A homeless 17-year old who claimed she had fled her family home after being physically and emotionally abused by her father was turned away by Doncaster Children's Services.  She had initially travelled from her home in North Yorkshire to her boyfriend's home in Doncaster.  When her father threatened to burn down the boyfriend's home she sought help from the local authority.  Doncaster social workers refused to carry out any assessment of her circumstances as she was not ordinarily resident in their area.  They offered her a discretionary payment of £50 to return home to North Yorkshire.

A homeless 16 or 17-year old seeking assistance from a local authority is a feature of much of the case-law on s.20, Children Act 1989.  The authorities have been clear, certainly since R(G) v  Southwark London Borough Council [2009] UKHL 26 that a duty is owed under that section to any child 'within the area' of the local authority who satisfies the other elements of s.20(1).  See R(A) v London Borough of Croydon [2008] EWCA Civ 1445. 

There is no requirement that a child be 'ordinarily resident' in the area of a local authority to which they present themselves and case-law has already established that the local authority to which a child presents is expected to assess their needs and not simply assist or encourage them to go to the area of a different authority: R (Liverpool City Council) v London Borough of Hillingdon [2009] EWCA Civ. 43.

Following a complaint to the Ombudsman which was upheld, Dr Jane Martin, Local Government Ombudsman, said:

"I am concerned that a vulnerable young girl, who has repeatedly asked for help from Doncaster council, has been told at every turn that she is 'not their responsibility.

"The law is clear on this, a child does not have to be 'ordinarily resident' in a council's area – and Doncaster council should have assessed the girl's situation when she came to them and presented as homeless.

"I hope this case reminds other councils of their legal position when considering children in need who are from outside their area."

By way of a remedy, Doncaster MBC agreed to apologise to the teenager for failing to assess her as a 'child in need' and for failing to take appropriate action.  The local authority paid her £500 for the distress caused to her and for the the unnecessary risk it placed her in by not providing her with accommodation.

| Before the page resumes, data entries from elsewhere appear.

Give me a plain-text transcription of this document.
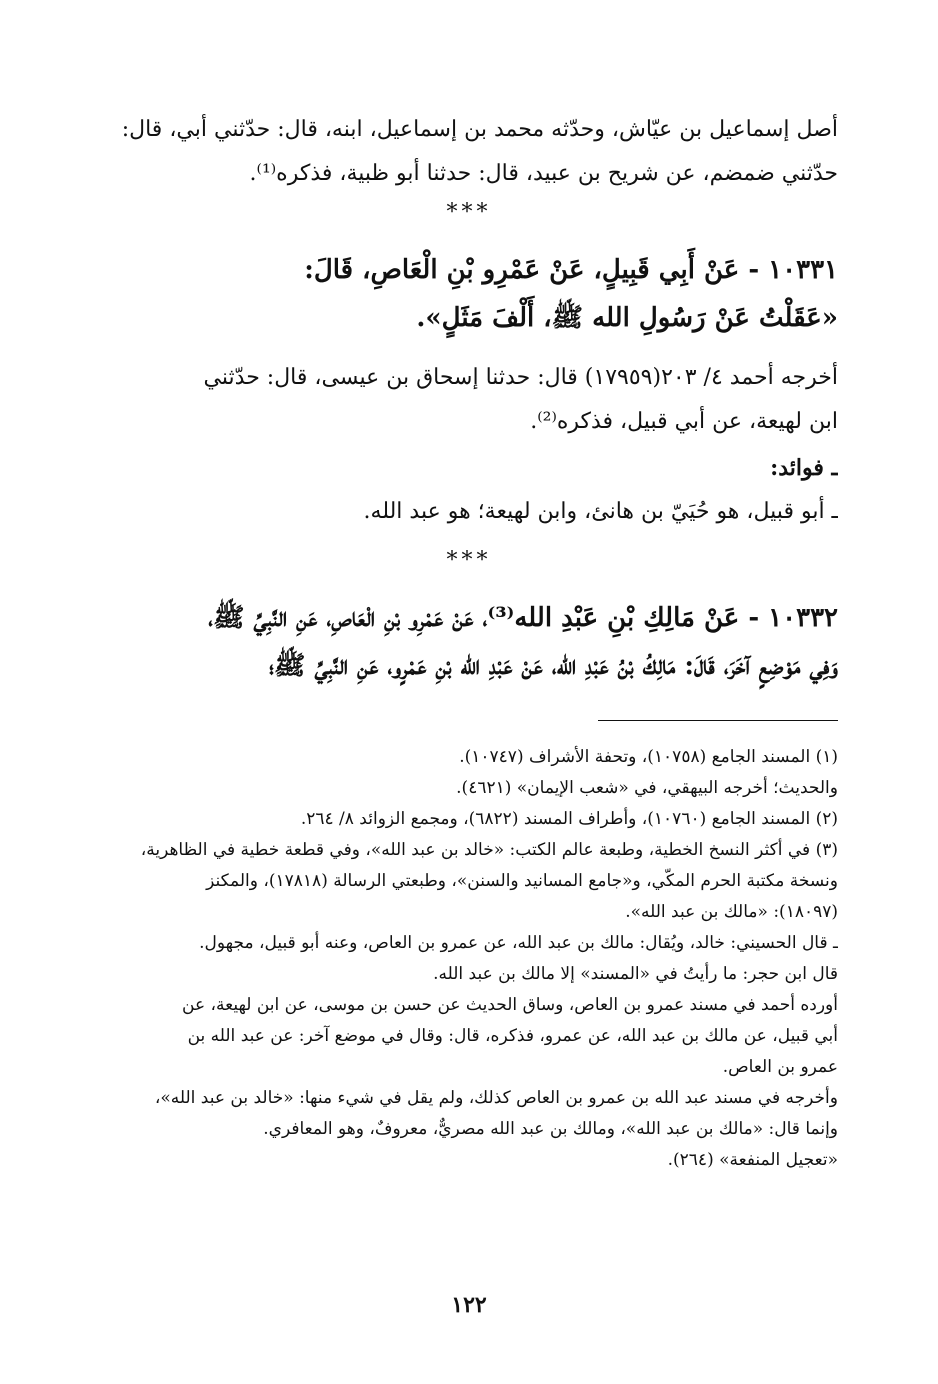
أصل إسماعيل بن عيّاش، وحدّثه محمد بن إسماعيل، ابنه، قال: حدّثني أبي، قال:
حدّثني ضمضم، عن شريح بن عبيد، قال: حدثنا أبو ظبية، فذكره⁽¹⁾.
***
١٠٣٣١ - عَنْ أَبِي قَبِيلٍ، عَنْ عَمْرِو بْنِ الْعَاصِ، قَالَ:
«عَقَلْتُ عَنْ رَسُولِ الله ﷺ، أَلْفَ مَثَلٍ».
أخرجه أحمد ٤/ ٢٠٣(١٧٩٥٩) قال: حدثنا إسحاق بن عيسى، قال: حدّثني
ابن لهيعة، عن أبي قبيل، فذكره⁽²⁾.
ـ فوائد:
ـ أبو قبيل، هو حُيَيّ بن هانئ، وابن لهيعة؛ هو عبد الله.
***
١٠٣٣٢ - عَنْ مَالِكِ بْنِ عَبْدِ الله⁽³⁾، عَنْ عَمْرِو بْنِ الْعَاصِ، عَنِ النَّبِيِّ ﷺ،
وَفِي مَوْضِعٍ آخَرَ، قَالَ: مَالِكُ بْنُ عَبْدِ الله، عَنْ عَبْدِ الله بْنِ عَمْرٍو، عَنِ النَّبِيِّ ﷺ؛
(١) المسند الجامع (١٠٧٥٨)، وتحفة الأشراف (١٠٧٤٧).
والحديث؛ أخرجه البيهقي، في «شعب الإيمان» (٤٦٢١).
(٢) المسند الجامع (١٠٧٦٠)، وأطراف المسند (٦٨٢٢)، ومجمع الزوائد ٨/ ٢٦٤.
(٣) في أكثر النسخ الخطية، وطبعة عالم الكتب: «خالد بن عبد الله»، وفي قطعة خطية في الظاهرية،
ونسخة مكتبة الحرم المكّي، و«جامع المسانيد والسنن»، وطبعتي الرسالة (١٧٨١٨)، والمكنز
(١٨٠٩٧): «مالك بن عبد الله».
ـ قال الحسيني: خالد، ويُقال: مالك بن عبد الله، عن عمرو بن العاص، وعنه أبو قبيل، مجهول.
قال ابن حجر: ما رأيتُ في «المسند» إلا مالك بن عبد الله.
أورده أحمد في مسند عمرو بن العاص، وساق الحديث عن حسن بن موسى، عن ابن لهيعة، عن
أبي قبيل، عن مالك بن عبد الله، عن عمرو، فذكره، قال: وقال في موضع آخر: عن عبد الله بن
عمرو بن العاص.
وأخرجه في مسند عبد الله بن عمرو بن العاص كذلك، ولم يقل في شيء منها: «خالد بن عبد الله»،
وإنما قال: «مالك بن عبد الله»، ومالك بن عبد الله مصريٌّ، معروفٌ، وهو المعافري.
«تعجيل المنفعة» (٢٦٤).
١٢٢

Promoting the education of looked after children

In July 2014, the Department for Education issued revised statutory guidance aimed at promoting and enhancing the educational opportunities for looked after children.  Amongst other matters dealt with in the revised guidance, the new guidance reflects the statutory requirement imposed by s.99, Children and Families Act 2014 (which inserts new s.22(3B) and s.22(3C), Children Act 1989) that local authorities appoint a named officer to safeguard the educational achievements of looked-after children (a so-called Virtual School Head).

The guidance relates to the need for local authorities to ensure that their Virtual School Heads have sufficient resources, time and support to carry out their duties properly.  The guidance also deals with the need for local authorities to monitor the attendance at an educational institution and the progress in education of the children whom they look after.